Пока не приехал Галин папа, подполковник, и не спросил: «Сережа, а вы собираетесь жениться?» Сенин растерялся и подумал: «Ну, я попал...» Он расстроился еще потому, что у него была хорошая компания, безудержная, гусарская, сумасшедшая, которую мудрая Галя обреченно принимала. И его принимала, хотя он — «через край». Сенин понимал, что это веселье, видимо, должно закончиться, чего ему категорически не хотелось.
Короче, он почти не помнит, как свершился ритуальный акт воссоединения в ЗАГСе. Зато помнит, что молодая жена была хороша в розовом платье и он, сильно похудевший, в новом костюме тоже смотрелся ничего себе.
Да, ЗАГС тот в Одессе располагался возле Оперного театра, и именно в нем потом снимался эпизод фильма «Любимая женщина механика Гаврилова», в котором главную роль сыграла его будущая жена и главная женщина его жизни — актриса Людмила Гурченко.
После свадьбы они сели на теплоход и поплыли по самому синему Черному морю.

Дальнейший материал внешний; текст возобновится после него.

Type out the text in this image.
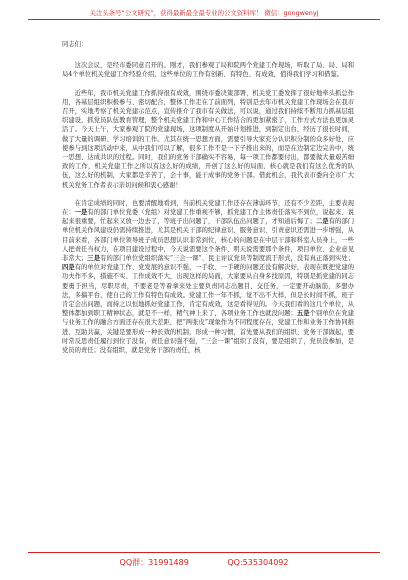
关注头条号“公文研究”，获得最新最全最专业的公文资料库！ 微信：gongwenyj

同志们：

这次会议，是经市委同意召开的。刚才，我们参观了局和院两个党建工作现场，听取了局、局、局和局4个单位机关党建工作经验介绍，这些单位的工作有创新、有特色、有成效，值得我们学习和借鉴。

近些年，我市机关党建工作抓得很有成效，围绕市委决策部署，机关党工委发挥了很好地牵头抓总作用，各基层组织积极参与、密切配合，整体工作走在了前面列，特别是去年市机关党建工作现场会在我市召开，实地考察了机关党建示范点，宣传推介了我市有关做法，可以说，通过我们持续不断用力抓基层组织建设，抓党员队伍教育管理，整个机关党建工作和中心工作结合的更加紧密了，工作方式方法也更加灵活了。今天上午，大家参观了院的党建现场，这项制度从开始计划推进，到制定出台，经历了很长时间，做了大量的调研、学习培训的工作。尤其在统一思想方面，需要引导大家充分认识积分制的众多好处，应使参与到这项活动中来，从中我们可以了解，很多工作不是一下子推出来的，而是在边制定边完善中，统一思想、达成共识的过程。同时，我们的党务干部确实不容易，每一项工作都要付出，都要做大量艰苦细致的工作，机关党建工作之所以有这么好的成绩，开创了这么好的局面，核心就是我们有这么优秀的队伍，这么好的机制，大家都是辛苦了，会十事，能干成事的党务干部。借此机会，我代表市委向全市广大机关党务工作者表示亲切问候和衷心感谢！

在肯定成绩的同时，也要清醒地看到，当前机关党建工作还存在薄弱环节，还有不少差距，主要表现在：一是有的部门单位党委（党组）对党建工作重视不够，抓党建工作主体责任落实不到位，说起来、说起来很重要，忙起来又放一边去了，等班子出问题了，干部队伍出问题了，才知道后悔了；二是有的部门单位机关作风建设仍需持续推进，尤其是机关干部的纪律意识、服务意识、引责意识还需进一步增强，从目前来看，各部门单位领导班子成员思想认识非常到位，核心的问题是在中层干部和科室人员身上，一些人把责任当权力，在项目建设过程中，今天说需要这个条件、明天说需要那个条件，项目单位、企业意见非常大；三是有的部门单位党组织落实“三会一课”、民主评议党员等制度流于形式，没有真正落到实处；四是有的单位对党建工作、党发展的意识不强，一手软、一手硬的问题还没有解决好，表现在既把党建的功夫作不多，措施不实、工作成效不大，出现这样的局面，大家要从自身多找原因，特别是抓党建的同志要勇于担当，尽职尽责，不要老是等着拿来处主要负责同志出题目、交任务，一定要开动脑筋，多想办法，多搞平台，使自己的工作有特色有成效。党建工作一年不抓，觉不出不大样，但是长时间不抓，班子肯定会出问题，而持之以恒地抓好党建工作，肯定有成效，这是看得见的。今天我们看的这几个单位，从整体都加到职工精神状态，就是不一样，精气神上来了，各项业务工作也就没问题；五是个别单位在党建与业务工作的融合方面还存在很大差距，把“两张皮”现象作为不同程度存在，党建工作和业务工作协同推进、互助共赢，关键是要形成一种长效的机制，形成一种习惯，首先要从我们的组织、党务干部做起，要时常反思责任履行到位了没有，责任意识强不强，“三会一课”组织了没有，要是组织了，党员没参加，是党员的责任；没有组织，就是党务干部的责任，核

QQ群：31991489	QQ:535304092
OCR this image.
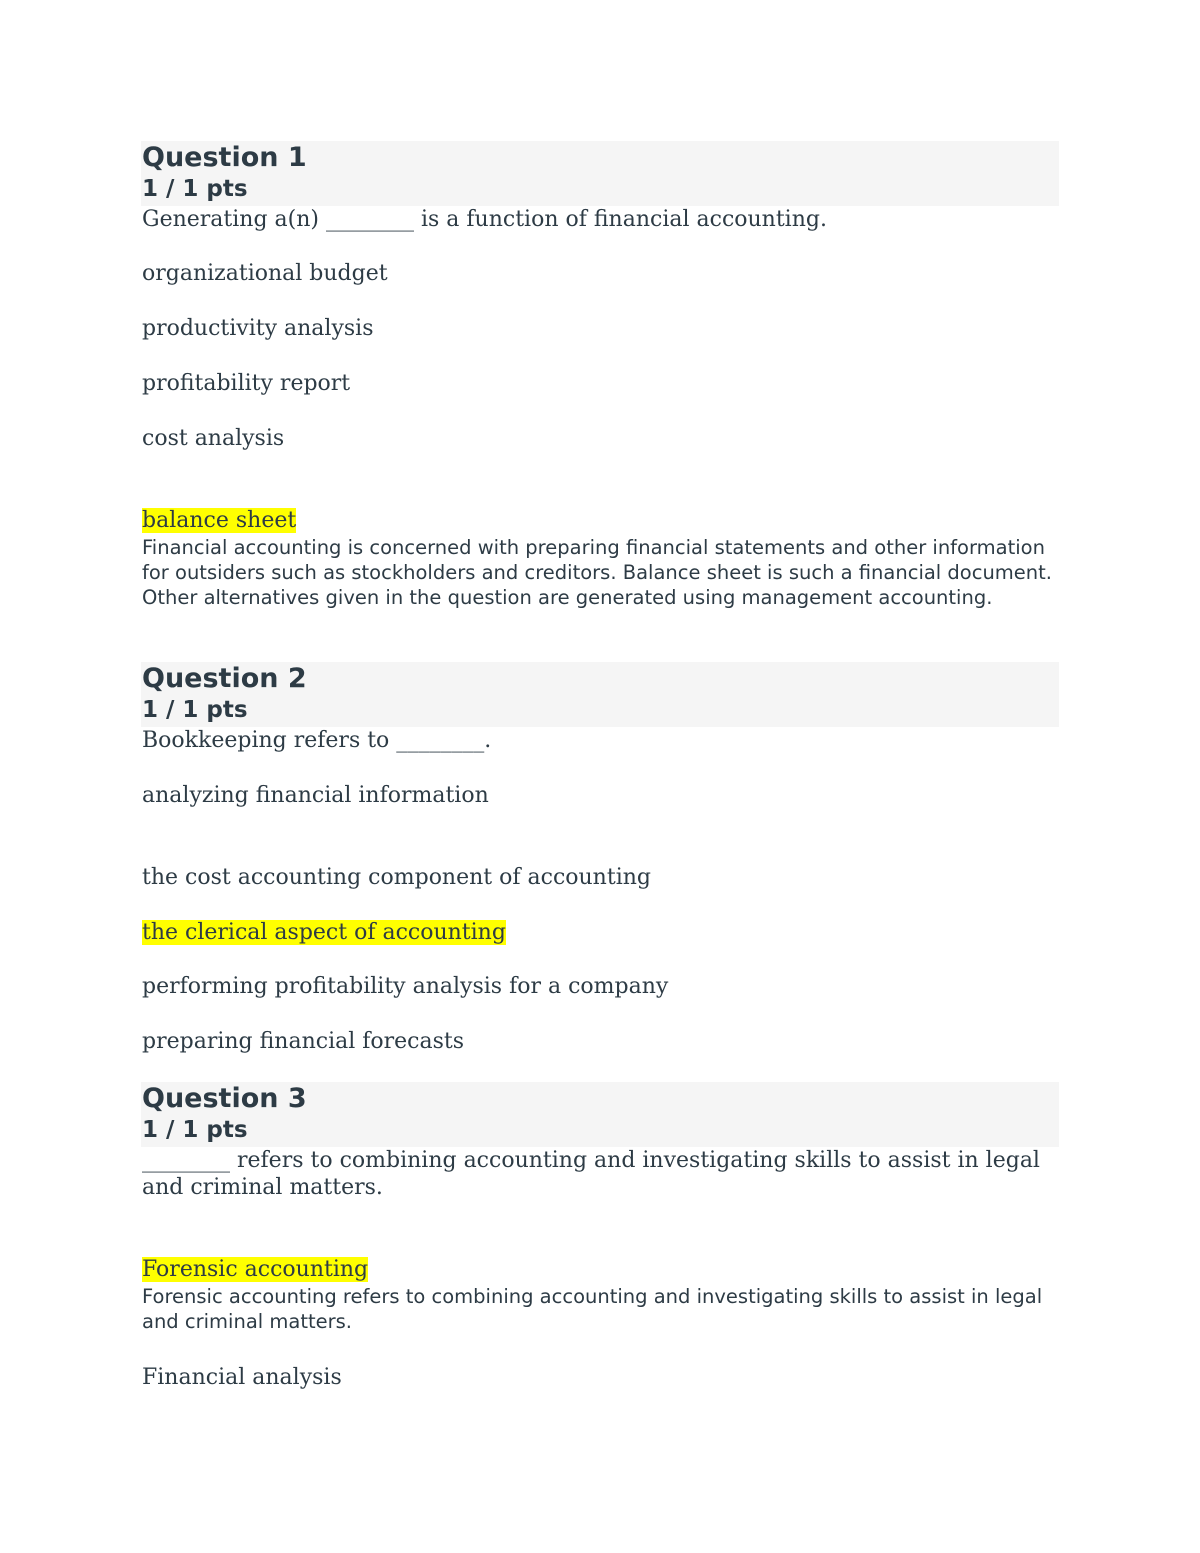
Question 1
1 / 1 pts

Generating a(n) ________ is a function of financial accounting.

organizational budget
productivity analysis
profitability report
cost analysis
balance sheet

Financial accounting is concerned with preparing financial statements and other information for outsiders such as stockholders and creditors. Balance sheet is such a financial document. Other alternatives given in the question are generated using management accounting.

Question 2
1 / 1 pts

Bookkeeping refers to ________.

analyzing financial information
the cost accounting component of accounting
the clerical aspect of accounting
performing profitability analysis for a company
preparing financial forecasts
Question 3
1 / 1 pts

________ refers to combining accounting and investigating skills to assist in legal and criminal matters.

Forensic accounting

Forensic accounting refers to combining accounting and investigating skills to assist in legal and criminal matters.

Financial analysis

А когда вернулись, продолжилась привычная жизнь: ее — экономиста на киностудии, его — аспиранта, который готовил диссертацию, связанную с портами, давлением воды, песком и дном. Он вывел даже формулу, которая заняла три страницы, но так и не довывел ее. Профессора-математики сказали: «Да, все хорошо, но до конца не сделано, поэтому сидите думайте!» А Сергей не хотел больше думать, как он образно говорит, «паста в ручке закончилась». То есть надоело. И он понял: то, чем занимается, — туфта. Даже если он формулу про давление осилит, ничего в этой жизни решительно не изменится.
Ничего! Ни для песка, ни для воды, ни для него. Какое-то время он еще давил песок специальными стенками, тоскливо проводил эксперименты, разрабатывал с умельцами хитрые датчики.
Объективно вроде бы все складывалось, и опять ему все давалось легко. И деньги он даже зарабатывал приличные, подхалтуривая практическими занятиями, курсовыми и дипломными работами, которые за кого-то писал, и с них все капало и капало... Благодаря Гале у Сенина появилось очень много знакомых из киношного мира. Это он так сказал — «благодаря Гале». Время было перестроечное, обнадеживающее. И вдруг ктото из новых знакомых говорит Сергею: — А давай сделаем студию свою!
Он отвечает:
— Ты что, с ума сошел?
Какая студия? Я — инженер!
А тот — ему:
— Посмотри, какие возможности появляются!
Конечно, Сенин ощущал, как тянет его в тот, другой мир. Он еще не понимал, что такое продюсерство, но оно само его достало-догнало. И он решил все бросить. Я говорю:
— Сережа! Но вы же не экономист!
Он весело:
— А хамство? А наглость? И потом у нас в техническом вузе экономику изучали вполне серьезно.
Жена Галина была очень расстроена.
Она хотела, чтобы он стал профессором. Это вполне вписывалось в такую общепринятую модель образцово-положительно-показательной семьи. Квартира у них уже была двухкомнатная, в которой отец Сенина, скромный строительный начальник, сделал скромный ремонт. Отец был очень честным, слишком честным, чтобы использовать свое служебное положение. Поэтому вокруг него подчиненные почему-то богатели, а он нет. Сергей считает, что это свойство — пасовать и проваливаться по финансовой части — передалось ему генетически. «Неважно», — сказал он, чтобы перейти к следующей теме. Это слово — «неважно» — он будет во время нашего разговора повторять много раз. Оно из лексикона Гурченко: Людмила Марковна всегда боялась утомить собеседника излишними подробностями и ненужными деталями, поэтому, посмотрев в глаза тому, с кем говорила, и убедившись, что для него это правда «неважно», переходила к следующей теме.
Сергей затушил очередную сигарету, и я вдруг увидела на его руке красивое кольцо.
— Откуда оно, Сережа?
— спросила неожиданно для себя, без всякого перехода, бестактно.
— Люся подарила, — сказал он, взглянув на кольцо. — Сапфир в белом золоте. Она купила его в Нью-Йорке, в хорошем магазине. Ей всегда хотелось, чтобы у меня было нечто такое. Вообще все, что есть во мне приличного, — это Люсина заслуга. Потому что когда мы встретились, я был полным идиотом. Встреча с ней — это безумное везение, Кира!